Phase 2: Robot-Specific ROS Drivers
Robot-specific interpretation moved to ROS nodes on PC. Example from disinfection driver:
// CAN ID range 0x200-0x211 parsed by disinfection ROS node
void ParseCobiMessage(const CAN_PACKET& packet) {
switch (packet.id) {
case 0x201: ParseDustSensor(packet.data); break;
case 0x202: ParseAirQuality(packet.data); break;
case 0x211: ParseStatusFlags(packet.data); break;
// ...
}
}Phase 3: Reliability Patterns
Rate-limited command dispatch: Commands dispatched at 30ms intervals to prevent CAN buffer overflow in firmware. Determined by incrementally decreasing interval until CAN buffer overflow occurred, then adding safety margin.
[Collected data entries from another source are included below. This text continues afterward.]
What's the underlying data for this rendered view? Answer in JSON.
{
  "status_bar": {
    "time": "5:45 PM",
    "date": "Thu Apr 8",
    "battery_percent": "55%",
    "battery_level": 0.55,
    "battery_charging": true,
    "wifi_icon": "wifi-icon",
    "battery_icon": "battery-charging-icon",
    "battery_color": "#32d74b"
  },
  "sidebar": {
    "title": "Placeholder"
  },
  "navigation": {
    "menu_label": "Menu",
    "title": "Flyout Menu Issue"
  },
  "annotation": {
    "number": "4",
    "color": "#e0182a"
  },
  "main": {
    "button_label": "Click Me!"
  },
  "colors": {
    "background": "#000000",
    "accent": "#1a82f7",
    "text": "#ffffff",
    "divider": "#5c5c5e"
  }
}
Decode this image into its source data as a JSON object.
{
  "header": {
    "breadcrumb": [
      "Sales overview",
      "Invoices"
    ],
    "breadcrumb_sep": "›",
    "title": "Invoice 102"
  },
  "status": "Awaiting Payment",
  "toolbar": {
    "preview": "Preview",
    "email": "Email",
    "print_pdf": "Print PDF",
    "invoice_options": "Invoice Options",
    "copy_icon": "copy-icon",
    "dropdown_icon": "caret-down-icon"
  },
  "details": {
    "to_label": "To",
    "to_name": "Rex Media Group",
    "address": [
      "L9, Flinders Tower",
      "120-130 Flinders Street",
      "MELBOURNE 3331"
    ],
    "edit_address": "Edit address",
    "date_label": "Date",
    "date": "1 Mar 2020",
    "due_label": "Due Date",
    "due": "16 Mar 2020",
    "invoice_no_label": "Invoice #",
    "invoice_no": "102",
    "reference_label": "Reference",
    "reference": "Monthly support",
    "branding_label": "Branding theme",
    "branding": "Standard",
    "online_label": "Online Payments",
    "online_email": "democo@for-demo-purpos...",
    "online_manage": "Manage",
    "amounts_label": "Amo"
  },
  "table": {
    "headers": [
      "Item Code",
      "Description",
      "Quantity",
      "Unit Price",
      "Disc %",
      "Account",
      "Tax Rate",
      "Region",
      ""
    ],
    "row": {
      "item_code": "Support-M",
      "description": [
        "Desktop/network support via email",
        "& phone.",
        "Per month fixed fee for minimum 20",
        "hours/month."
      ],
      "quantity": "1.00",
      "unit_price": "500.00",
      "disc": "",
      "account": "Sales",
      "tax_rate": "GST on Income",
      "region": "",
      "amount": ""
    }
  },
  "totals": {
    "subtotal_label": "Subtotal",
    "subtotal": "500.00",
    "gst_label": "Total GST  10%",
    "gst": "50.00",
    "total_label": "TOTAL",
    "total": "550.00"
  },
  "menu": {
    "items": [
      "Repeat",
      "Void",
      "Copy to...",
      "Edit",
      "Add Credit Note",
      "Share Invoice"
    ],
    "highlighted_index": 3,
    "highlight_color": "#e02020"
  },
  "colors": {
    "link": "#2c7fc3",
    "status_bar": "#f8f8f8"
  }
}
Reconciler pattern (Kubernetes-inspired): Three independent reconcilers handle Fan, Plasma, and UVC subsystems. Each reconciler compares desired state vs actual state and auto-retries on mismatch. This eliminates scattered retry logic.
Safety interlocks:
- UVC only activates when not tilted
- Plasma only activates when fan is stable
Connection recovery escalation:
- 10 seconds without connection: stop mission
- 30 seconds without connection: power cycle
Fan watchdog monitoring:
- RPM tolerances: Low=900+/-150, Mid=1300+/-150, High=1600+/-150
- Warning timeout: 60 seconds
- Error timeout: 120 seconds
Tradeoffs
| Decision | Rationale | Tradeoff |
|---|---|---|
| Raw CAN forwarding in firmware | Firmware no longer grows per robot type | More complexity on PC side |
| CAN_PACKET as minimal structure | Robot-agnostic transport layer | None significant |
| 30ms command dispatch interval | Prevents CAN message loss from buffer overflow | Commands take longer to execute |
| Reconciler pattern | Auto-retry without scattered retry logic | 1+ second latency on failures |
| Three independent reconcilers | Plasma depends on fan, UVC depends on tilt - separate safety logic | More code than single loop |
| Safety interlocks | UVC only when not tilted, Plasma only when fan stable | Reduced operational flexibility |
| Escalating connection recovery | Balance user experience with hardware protection | Aggressive power cycling may disrupt other modules |
Results
- Firmware binaries reduced: 4-6 (one per robot type) to 1 shared binary
- Robot types supported: 4-6 with single firmware
- Hardware-free testing enabled: Unit tests with FakeCobi module validate disinfection driver without physical hardware. FakeCobi simulates CAN responses for all disinfection subsystems (fan status, sensor data, error codes). Test coverage includes: state transitions (off → low → mid → high), error injection (timeout, invalid RPM), and safety interlock triggers (tilt during UVC, fan failure during plasma)
- Command dispatch tuned: 30ms interval prevents message loss in production
Key Takeaway
Separate transport from interpretation. Transport belongs in firmware (close to hardware, resource-constrained). Interpretation belongs in ROS drivers (easier software updates, better debugging tools via ROS). The result: one firmware binary serves all robot types, and robot-specific logic develops independently in software.